New ConnectWise CEO sends message to market at IT Nation Explore event

CEOs typically give messaging around their vision and high-level strategy at major customer and partner events, but for new ConnectWise CEO, at his first Explore since replacing long-time leader Arnie Bellini, this task was especially important.

ConnectWise CEO Jason Magee onstage

ORLANDO – Jason Magee, who was promoted to the ConnectWise CEO three months ago, with longtime company leader Arnie Bellini moving to a senior advisor position, took the stage at the company’s Explore partner conference here with a clear plan to emphasize continuity in strategy despite the change at the top and ConnectWise’s purchase in February by private equity firm Thoma Bravo.

Magee showed the 1370 attendees at the keynote a slide indicating the current ConnectWise leadership and their average tenure of seven years in leadership roles with the company. That did not include Bellini, still on the roster as a senior advisor, whose long service would have moved the number by himself. Magee himself is on the upper end of that continuum, with eight years at ConnectWise, most recently as the COO.

“It is the same names and the same faces that got us here today,” he emphasized. “It’s the team that will continue to get us to where we will be for the next ten years. With ConnectWise, it’s all about the team. With some other companies the faces and names are more likely to change, and that is not the case here. There will be continuity.”

Since taking the CEO role in March, the strategy has been a straightforward one. “The plan for the first 90 days was to make sure that the company leaders and colleagues would remain focused, and not go off track,” Magee said. “The second part was to execute on our four pillars of strategy, including starting to establish ConnectWise in the cybersecurity space, which we have done. The final component we are working on has been the ‘what’s next’ part. That will be made public around the time of our IT Nation Connect event in October or November.

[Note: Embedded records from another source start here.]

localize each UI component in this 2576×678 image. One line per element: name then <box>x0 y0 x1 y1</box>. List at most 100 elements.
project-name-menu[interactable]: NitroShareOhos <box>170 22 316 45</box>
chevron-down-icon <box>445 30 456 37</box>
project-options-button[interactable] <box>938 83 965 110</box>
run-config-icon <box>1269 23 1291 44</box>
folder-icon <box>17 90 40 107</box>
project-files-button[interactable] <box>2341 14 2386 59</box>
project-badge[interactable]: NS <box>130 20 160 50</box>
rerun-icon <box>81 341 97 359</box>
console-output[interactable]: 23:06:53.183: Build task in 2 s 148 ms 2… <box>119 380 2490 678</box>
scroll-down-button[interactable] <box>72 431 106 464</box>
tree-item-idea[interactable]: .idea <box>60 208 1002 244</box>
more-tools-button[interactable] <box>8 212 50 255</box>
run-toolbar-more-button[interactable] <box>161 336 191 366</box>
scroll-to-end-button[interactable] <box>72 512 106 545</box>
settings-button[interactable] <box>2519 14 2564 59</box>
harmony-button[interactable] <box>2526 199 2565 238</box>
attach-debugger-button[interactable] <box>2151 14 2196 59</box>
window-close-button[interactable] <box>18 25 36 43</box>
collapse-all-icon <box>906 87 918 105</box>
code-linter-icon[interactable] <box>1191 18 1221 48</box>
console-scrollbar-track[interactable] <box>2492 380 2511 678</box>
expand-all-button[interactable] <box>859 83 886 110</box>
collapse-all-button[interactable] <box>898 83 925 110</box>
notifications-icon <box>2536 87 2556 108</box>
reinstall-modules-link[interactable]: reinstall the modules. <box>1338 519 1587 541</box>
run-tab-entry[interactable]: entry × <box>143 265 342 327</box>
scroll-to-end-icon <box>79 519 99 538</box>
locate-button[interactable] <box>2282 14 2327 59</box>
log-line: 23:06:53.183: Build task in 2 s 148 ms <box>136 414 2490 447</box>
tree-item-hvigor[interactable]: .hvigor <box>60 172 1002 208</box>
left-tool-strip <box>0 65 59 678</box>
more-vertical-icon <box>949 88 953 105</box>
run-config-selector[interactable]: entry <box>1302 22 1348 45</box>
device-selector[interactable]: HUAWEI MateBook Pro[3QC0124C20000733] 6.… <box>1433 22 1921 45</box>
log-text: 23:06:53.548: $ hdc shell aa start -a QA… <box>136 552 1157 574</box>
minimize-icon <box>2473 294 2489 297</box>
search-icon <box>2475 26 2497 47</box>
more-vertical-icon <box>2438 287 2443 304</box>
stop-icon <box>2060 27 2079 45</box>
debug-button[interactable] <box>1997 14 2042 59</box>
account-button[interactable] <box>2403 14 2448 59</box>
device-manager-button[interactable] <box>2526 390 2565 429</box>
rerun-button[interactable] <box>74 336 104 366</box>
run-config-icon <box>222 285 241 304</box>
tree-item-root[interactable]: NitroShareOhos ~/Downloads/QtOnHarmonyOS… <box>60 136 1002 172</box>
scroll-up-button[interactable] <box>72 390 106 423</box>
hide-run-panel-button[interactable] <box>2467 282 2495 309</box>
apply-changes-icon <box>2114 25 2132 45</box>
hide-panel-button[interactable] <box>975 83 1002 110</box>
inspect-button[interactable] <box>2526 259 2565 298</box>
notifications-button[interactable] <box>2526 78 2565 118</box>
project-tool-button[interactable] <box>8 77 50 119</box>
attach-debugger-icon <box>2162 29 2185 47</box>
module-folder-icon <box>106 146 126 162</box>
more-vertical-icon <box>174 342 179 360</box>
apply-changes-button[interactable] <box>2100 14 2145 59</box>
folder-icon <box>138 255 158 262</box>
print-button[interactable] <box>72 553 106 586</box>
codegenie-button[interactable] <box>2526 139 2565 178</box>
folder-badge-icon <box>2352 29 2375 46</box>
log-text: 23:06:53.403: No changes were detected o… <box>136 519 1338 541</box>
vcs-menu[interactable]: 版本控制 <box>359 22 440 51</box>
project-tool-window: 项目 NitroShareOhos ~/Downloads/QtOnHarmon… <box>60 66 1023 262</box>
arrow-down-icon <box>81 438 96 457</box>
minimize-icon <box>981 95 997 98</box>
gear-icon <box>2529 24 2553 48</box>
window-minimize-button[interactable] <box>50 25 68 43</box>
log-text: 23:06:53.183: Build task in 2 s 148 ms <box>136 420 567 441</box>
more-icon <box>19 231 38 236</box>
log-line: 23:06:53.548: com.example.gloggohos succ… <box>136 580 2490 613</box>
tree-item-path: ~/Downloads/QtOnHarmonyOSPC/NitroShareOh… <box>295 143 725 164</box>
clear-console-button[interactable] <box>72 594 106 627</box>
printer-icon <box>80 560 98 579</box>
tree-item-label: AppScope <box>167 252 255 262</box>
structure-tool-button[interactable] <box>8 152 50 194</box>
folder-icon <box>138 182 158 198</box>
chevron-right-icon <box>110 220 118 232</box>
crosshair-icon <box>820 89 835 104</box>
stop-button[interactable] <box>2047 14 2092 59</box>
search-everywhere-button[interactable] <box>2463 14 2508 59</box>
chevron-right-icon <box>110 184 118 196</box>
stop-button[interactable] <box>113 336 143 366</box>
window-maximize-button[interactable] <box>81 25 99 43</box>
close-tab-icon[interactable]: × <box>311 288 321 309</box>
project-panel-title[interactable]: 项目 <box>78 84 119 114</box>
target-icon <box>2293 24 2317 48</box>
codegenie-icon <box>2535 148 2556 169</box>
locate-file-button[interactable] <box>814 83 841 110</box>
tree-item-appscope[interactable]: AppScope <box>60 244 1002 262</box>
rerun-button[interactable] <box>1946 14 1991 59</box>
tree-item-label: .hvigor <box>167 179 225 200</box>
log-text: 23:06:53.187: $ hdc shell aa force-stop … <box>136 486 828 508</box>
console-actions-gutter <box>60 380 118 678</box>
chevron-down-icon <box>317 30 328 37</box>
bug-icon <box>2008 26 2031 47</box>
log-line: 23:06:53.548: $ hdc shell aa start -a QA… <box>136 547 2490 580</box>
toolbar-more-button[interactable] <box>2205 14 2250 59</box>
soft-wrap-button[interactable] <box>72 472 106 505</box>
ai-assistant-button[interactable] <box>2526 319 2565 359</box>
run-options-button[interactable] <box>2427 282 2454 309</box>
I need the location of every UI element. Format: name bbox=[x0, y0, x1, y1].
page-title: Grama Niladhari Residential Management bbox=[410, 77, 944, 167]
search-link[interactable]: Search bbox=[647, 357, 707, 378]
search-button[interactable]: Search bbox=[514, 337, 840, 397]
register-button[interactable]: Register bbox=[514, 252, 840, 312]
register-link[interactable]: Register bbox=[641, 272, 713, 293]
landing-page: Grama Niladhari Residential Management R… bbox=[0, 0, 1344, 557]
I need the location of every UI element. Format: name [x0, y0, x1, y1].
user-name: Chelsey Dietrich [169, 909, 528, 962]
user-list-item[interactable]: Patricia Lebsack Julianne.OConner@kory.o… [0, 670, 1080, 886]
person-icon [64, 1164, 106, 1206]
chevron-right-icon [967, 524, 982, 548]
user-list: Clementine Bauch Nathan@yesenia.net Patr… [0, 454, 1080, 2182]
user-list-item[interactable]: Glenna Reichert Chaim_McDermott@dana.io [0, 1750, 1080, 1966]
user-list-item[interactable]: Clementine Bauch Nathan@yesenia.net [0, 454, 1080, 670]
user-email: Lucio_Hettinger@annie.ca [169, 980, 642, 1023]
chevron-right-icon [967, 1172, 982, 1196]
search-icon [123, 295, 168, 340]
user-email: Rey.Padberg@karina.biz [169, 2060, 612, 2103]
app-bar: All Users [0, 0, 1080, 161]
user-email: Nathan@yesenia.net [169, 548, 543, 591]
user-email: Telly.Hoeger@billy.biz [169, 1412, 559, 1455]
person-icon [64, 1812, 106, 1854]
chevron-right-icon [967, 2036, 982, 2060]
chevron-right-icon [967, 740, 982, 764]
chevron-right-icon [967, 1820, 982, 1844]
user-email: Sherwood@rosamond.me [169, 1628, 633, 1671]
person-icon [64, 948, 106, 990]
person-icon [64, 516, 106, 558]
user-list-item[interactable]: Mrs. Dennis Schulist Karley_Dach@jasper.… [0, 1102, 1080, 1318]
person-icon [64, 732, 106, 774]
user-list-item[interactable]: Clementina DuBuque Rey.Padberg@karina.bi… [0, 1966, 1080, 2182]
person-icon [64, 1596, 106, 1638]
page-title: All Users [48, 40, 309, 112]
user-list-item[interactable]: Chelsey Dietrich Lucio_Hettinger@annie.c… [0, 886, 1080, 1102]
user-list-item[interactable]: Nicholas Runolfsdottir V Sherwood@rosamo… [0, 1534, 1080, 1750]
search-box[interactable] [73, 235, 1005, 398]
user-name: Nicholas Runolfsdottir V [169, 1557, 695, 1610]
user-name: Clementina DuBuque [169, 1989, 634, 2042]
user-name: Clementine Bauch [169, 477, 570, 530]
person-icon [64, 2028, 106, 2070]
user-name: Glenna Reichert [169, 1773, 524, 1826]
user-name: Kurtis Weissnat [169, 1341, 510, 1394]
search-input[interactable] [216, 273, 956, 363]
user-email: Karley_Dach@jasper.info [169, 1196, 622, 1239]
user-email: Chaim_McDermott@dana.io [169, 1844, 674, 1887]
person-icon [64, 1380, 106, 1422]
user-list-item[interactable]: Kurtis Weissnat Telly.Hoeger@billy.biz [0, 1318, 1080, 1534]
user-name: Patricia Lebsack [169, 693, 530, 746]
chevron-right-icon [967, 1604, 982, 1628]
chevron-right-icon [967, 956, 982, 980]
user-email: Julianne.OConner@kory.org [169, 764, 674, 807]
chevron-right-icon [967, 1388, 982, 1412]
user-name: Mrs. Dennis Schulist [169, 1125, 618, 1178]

The four pillars of strategy was also company strategy under Bellini, and Magee structured his keynote around them. The four pillars are: customer success; the as-a- service platform, the ecosystem and cybersecurity. None of these is new, and all should be familiar to regular attendees of ConnectWise events

The emphasis attached to customer success emphasis has been stepped up, however, with the ability to implement it having been made more proactive with some organizational changes, including the move of Craig Fulton to the newly created position of Chief Customer Officer.

“We are implementing a customer success focus throughout ConnectWise, Magee said in his keynote.

Magee also emphasized the stability of ConnectWise’s commitment to the as-a-service platform.

“We will continue to invest in it, enhance it, build upon it, firm it up – based on things you ask us to do,” he said. “We are also working with Thoma Bravo to make additional investments in platform, products and people.”

While ConnectWise has made acquisitions, most recently the Sienna Group late last year, it has been less aggressive there than its competitors have been in the recent past, with Datto, SolarWinds and especially Kaseya buying up specialty solution vendors left and right.

“There’s a balance between acquisitions and organic development,” he said. “The  great thing with Thoma Bravo is that we can make investments in both directions. We are marketing sure that with our as-a-Service platform and our current products that we can make investments to benefit our partners. We will be making additional internal investments, to help our partners as well as prospects looking to make a transition or add a component of managed services to their solution provider business.

Magee noted an irony in a number of the companies that had been purchased by competitors.

“These were companies who built their business on ConnectWise and IT Nation, which makes their acquisition more intriguing,” he said. He also noted the relationship of the flurry of independent companies disappearing to ConnectWise’s third pillar, the emphasis on their ecosystem.

“We still see the ecosystem flourishing and thriving,” he said. “We have talked about this for the last few years. We are the leaders in the connected ecosystem. We do not want to do it all by ourselves. ‘Buy it all from us’ is not our approach, We will double down with vendors who want to do things responsibly, and we will  continue to do it in an automated frictionless fashion for everyone. We will continue to make it easer to do business with us.”

Having the financial muscle of Thoma Bravo behind them does give them more muscle though as far as acquisitions go.

“There will be points in time to look at some of these companies that were built upon our platform, and that’s when we will take a look at something,” Magee indicated. “There is always lots of innovation. A company like IT Glue innovated in the documentation space. Another company like Liongard solved a gap in that same space. There are things that we have identified as important, and we go through an internal process to determine whether we should build, buy or partner. The difference with Thoma Bravo is that it gives us the capability to do more to get speed to market, like our competitors.”

Magee emphasized in concluding that his core message was simple.

“For our partners, whether they are the ones here at Explore today, or those who are not, for prospective partners, and potential MSPs, ConnectWise is still that partner who is dedicated and committed to their success. We will continue to focus on eliminating their siloes of chaos so they can survive and thrive in this on- demand world.”